L’aventure d’Arthur Poindefert est unique par son exigence technique et sa poésie brute, mais elle fait écho à une tradition bien réelle d’exploits musicaux en haute altitude. Si jouer Bach à près de 4 000 mètres reste une première du genre, d’autres ont déjà pris les sommets alpins comme scène improvisée, avec des ambitions plus ou moins assumées. Car ces performances ne font pas toujours l'unanimité. En 2012, Zaz a déclenché une vive controverse après avoir interprété « Je veux » au sommet du mont Blanc. Malgré cinq mois d'entraînement, une partie de la communauté montagnarde l'a accusée d'avoir « commercialisé » le toit des Alpes pour un simple coup médiatique. D'autres artistes ont fait des choix plus intimistes, comme le saxophoniste Sandro Compagnon qui a adapté Bach dans des lieux emblématiques du massif pendant la pandémie, ou Sandy Lavallart du groupe Kwoon, qui a bravé des températures de -15°C pour jouer de la guitare électrique sur l'aiguille du Triolet.
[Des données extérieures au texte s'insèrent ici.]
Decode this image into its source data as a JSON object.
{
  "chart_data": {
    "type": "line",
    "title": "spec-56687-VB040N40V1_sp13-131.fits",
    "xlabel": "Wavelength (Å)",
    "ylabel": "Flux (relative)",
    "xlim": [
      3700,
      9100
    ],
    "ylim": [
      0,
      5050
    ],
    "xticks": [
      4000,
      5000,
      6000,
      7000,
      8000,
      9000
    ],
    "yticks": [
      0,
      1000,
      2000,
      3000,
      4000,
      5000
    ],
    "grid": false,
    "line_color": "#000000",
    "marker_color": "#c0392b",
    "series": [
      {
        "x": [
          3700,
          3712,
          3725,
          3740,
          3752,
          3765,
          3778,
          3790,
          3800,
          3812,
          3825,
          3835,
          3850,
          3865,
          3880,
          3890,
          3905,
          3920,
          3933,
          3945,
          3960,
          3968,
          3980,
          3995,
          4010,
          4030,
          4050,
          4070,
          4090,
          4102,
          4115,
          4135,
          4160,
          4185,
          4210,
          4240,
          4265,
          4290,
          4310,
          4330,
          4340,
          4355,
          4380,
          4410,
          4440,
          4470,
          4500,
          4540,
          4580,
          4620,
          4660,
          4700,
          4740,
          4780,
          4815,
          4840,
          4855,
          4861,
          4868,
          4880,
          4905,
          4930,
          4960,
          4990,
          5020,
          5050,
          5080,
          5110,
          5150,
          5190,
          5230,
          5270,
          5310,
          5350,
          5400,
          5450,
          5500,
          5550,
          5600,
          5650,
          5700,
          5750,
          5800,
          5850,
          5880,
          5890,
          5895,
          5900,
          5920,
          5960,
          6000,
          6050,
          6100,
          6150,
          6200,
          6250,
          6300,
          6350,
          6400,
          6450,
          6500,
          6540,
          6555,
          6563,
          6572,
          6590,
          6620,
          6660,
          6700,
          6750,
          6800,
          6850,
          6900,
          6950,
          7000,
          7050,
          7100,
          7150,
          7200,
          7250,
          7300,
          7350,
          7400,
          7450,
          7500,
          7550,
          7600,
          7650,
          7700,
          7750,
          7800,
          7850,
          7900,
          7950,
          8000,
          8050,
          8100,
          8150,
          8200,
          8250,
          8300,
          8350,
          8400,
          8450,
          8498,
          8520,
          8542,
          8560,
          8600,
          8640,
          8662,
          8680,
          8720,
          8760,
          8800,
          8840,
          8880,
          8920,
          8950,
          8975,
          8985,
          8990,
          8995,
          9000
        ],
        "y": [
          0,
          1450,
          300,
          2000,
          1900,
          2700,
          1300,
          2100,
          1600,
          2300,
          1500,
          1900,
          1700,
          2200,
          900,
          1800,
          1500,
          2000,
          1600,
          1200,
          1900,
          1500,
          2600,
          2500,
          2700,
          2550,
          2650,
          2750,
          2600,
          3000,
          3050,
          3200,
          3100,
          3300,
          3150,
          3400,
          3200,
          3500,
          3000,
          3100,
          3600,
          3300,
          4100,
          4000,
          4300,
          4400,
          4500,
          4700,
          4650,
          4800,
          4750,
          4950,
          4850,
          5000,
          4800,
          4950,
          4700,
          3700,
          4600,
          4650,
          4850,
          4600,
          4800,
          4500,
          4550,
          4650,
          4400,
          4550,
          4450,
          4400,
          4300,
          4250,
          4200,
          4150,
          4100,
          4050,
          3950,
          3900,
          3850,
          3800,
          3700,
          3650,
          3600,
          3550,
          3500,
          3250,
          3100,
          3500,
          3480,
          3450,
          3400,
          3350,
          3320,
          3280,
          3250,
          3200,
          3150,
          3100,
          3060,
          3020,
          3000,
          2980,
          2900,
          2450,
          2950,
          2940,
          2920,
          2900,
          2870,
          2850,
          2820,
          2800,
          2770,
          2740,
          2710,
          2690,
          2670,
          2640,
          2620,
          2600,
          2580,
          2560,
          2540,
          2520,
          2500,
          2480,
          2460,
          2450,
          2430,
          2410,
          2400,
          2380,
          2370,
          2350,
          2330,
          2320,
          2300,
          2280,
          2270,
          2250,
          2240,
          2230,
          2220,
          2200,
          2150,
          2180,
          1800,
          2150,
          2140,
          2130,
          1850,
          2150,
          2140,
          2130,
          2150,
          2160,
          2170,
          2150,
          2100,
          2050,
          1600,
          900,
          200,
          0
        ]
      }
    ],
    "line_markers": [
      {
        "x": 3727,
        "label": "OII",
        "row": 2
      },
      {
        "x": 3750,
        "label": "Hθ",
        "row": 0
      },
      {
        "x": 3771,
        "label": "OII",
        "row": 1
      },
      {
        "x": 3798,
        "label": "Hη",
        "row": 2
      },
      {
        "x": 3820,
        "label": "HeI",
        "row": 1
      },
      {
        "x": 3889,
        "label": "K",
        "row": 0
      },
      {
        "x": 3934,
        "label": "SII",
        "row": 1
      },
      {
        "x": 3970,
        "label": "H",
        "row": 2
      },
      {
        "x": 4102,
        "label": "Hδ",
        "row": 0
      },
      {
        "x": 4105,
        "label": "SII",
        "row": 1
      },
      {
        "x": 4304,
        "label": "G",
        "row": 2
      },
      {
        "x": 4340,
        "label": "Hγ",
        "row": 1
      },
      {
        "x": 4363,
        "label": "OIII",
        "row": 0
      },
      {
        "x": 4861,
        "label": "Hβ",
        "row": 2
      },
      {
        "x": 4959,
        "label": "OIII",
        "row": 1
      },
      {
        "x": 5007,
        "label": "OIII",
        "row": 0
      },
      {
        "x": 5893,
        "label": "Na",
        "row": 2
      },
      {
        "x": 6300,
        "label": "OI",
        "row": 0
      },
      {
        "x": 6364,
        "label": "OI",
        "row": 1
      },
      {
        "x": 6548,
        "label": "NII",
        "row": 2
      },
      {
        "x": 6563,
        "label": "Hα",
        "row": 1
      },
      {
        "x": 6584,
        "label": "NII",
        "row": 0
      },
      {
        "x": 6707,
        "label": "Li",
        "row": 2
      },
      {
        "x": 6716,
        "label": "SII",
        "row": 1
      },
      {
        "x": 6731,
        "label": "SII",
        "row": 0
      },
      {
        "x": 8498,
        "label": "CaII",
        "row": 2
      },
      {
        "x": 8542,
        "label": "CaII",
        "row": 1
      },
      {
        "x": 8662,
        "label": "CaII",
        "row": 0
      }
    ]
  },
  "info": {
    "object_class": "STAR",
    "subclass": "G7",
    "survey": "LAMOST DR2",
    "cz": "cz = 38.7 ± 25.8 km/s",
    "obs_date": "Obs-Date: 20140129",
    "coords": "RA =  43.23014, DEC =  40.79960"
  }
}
Ces initiatives prouvent bien que, depuis une dizaine d’années, la haute montagne n’est plus seulement un territoire réservé aux alpinistes ou aux grimpeurs de haut niveau. Avec des initiatives culturelles grand public, la dimension alpine s’est ouverte à des publics bien plus larges. Parmi elles, l’exemple emblématique du Cosmo Jazz Festival de Chamonix, lancé en 2010 par le musicien André Manoukian, se distingue particulièrement.


Chaque été, des artistes internationaux investissent les alpages, les bords de glacier et les rives des lacs de montagne, transformant ces lieux insolites en scènes naturelles improvisées, à plus de 2 000 mètres d’altitude. Le concept séduit vite par sa simplicité audacieuse et son décor spectaculaire. Manoukian résume l’expérience en une formule qui claque : « Un jour, vous êtes assis sur des rochers face aux Drus. Le lendemain allongé dans l’herbe avec vue sur la vallée ». Une façon poétique de dire que la combinaison musique et nature fonctionne à merveille pour intensifier les émotions.


Le succès croissant du festival révèle d’ailleurs une vraie tendance : la montagne attire désormais les artistes autant que les sportifs, et le public ne demande qu’à suivre. Qu’il s’agisse d’événements médiatiques à grande échelle ou de défis personnels plus confidentiels, tous ces exemples démontrent clairement une chose : la musique magnifie l’expérience alpine autant que la montagne inspire les musiciens.


En signant son projet hors norme, Arthur Poindefert se place donc pleinement dans cette lignée. Avec une ascension en 8a suivie d’une interprétation intimiste de Bach au violoncelle à presque 4 000 mètres, il montre une fois de plus que les sommets ne sont pas seulement des espaces de conquête sportive, mais aussi des sources d’inspiration artistique inépuisables.